Do you know what it means to miss Notre Dame? This graduation weekend, this weekend where the latest class of overachievers leave a campus I hardly recognize anymore, I cannot help but pervert the Louis Armstrong classic to bring my thoughts back to the Bend. It’s a Bend I don’t get back to enough, or, really, at all. I was back for Stanford in 2004. Before Stanford, there was law school and finding my way, a wedding, a deployment. Then Katrina, and a kid, intervened. I went back for Michigan in 2014. I don’t get back enough.
Maybe I do. I don’t do well with people, and certainly not with people I know. I don’t understand why they want to talk to me, now, or why they would care what I’ve been up to. My (safe) assumption is that they’re stunned I’m not living under a bridge, but I don’t know that I want the interaction anyway. It’s been too many years.
The NCAA’s 2010 cohort year football graduation stats remind of what it means to miss Notre Dame. The Fighting Irish graduate. Graduation, as defined by the NCAA, is a tricky thing. There are two metrics, the Graduation Success Rate (GSR) and the Federal Graduation Rate (FGR). We’ve written about The Irish and the NCAA success rates in the past, so I thought this weekend would be a good time to look at where we stand against our competition.

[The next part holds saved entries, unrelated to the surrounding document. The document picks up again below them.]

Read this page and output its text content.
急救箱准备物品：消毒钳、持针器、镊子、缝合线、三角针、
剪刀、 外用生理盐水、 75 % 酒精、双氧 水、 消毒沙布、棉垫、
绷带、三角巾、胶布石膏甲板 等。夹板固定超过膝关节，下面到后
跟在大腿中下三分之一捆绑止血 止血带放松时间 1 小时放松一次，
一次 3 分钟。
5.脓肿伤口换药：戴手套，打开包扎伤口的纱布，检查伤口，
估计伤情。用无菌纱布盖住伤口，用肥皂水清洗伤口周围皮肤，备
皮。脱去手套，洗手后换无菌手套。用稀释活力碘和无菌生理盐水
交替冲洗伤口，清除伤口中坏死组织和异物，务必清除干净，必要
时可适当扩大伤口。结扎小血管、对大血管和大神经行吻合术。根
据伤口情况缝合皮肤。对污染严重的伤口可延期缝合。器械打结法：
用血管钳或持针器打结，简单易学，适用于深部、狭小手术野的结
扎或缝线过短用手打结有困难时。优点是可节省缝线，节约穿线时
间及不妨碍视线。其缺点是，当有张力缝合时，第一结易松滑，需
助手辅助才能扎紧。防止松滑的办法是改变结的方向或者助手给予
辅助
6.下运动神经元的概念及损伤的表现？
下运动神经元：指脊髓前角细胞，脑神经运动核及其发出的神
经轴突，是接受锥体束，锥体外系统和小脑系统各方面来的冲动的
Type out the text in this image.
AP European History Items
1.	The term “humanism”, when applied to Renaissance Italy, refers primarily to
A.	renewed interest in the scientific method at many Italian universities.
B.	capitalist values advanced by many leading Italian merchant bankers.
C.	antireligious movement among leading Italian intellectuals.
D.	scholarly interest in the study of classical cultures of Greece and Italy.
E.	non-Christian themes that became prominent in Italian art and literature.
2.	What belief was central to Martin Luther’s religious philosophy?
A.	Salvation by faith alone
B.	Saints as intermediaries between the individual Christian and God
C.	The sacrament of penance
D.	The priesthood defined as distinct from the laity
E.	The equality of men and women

Notre Dame football has a very solid score of 96 (GSR) and 90 (FGR). In fact, it’s better than solid. Those are remarkable scores for a premier football program. The only school on our schedule with better rates is Northwestern (99/92). Stanford is second with 96/89, Wake Forest is third with 93/84 and Vanderbilt is fourth with 90/84. I kind of don’t know what to make of Navy’s score, 79/100, but it’s because of the service requirement that comes with the opportunity to cut block and hold on the tax payers’ dime.
Virginia Polytechnical Institute of Hootin’ and Hollerin’ clocks in with an 86/69 (nice), followed by our regional little brother, Michigan, with 82/66. Syracuse is next with 82/62. From there, things go a little pear-shaped. FSU manages a 74/61, Testicle Tech, a 71/60, USC a 73/56, and Pitt, a 74/52.
But that’s a slate of nerd schools, right chair. If ND’s unofficial motto is “Four for Forty,” there are SEC schools that may as well adopt “four out of forty” as theirs. Georgia’s graduation rates are 53/41. Tennessee’s are 65/50.
Notre Dame recruits four year-players. Notre Dame recruits young men to graduate first, to play in the NFL second. After. That’s an important sequence. Look, I was in a graduation ceremony with Rocket Ismail. You can leave early and still graduate. But it’s so hard — that’s what she said — to do it backwards. Time changes things.
There are so many students who never get to experience the crowd calling their name. There are players, though, who would trade the cheers for maybe not having to watch hours of film before studying. Maybe they’d have liked the opportunity of falling off the stage at Finny’s without it making the news. That’s why you have to forgive the occasional offside. The errant “Tommy! No!!!” moment. These are kids. They’re still in school.
To the graduates, congratulations. To the players, thank you. To the parents, job well done.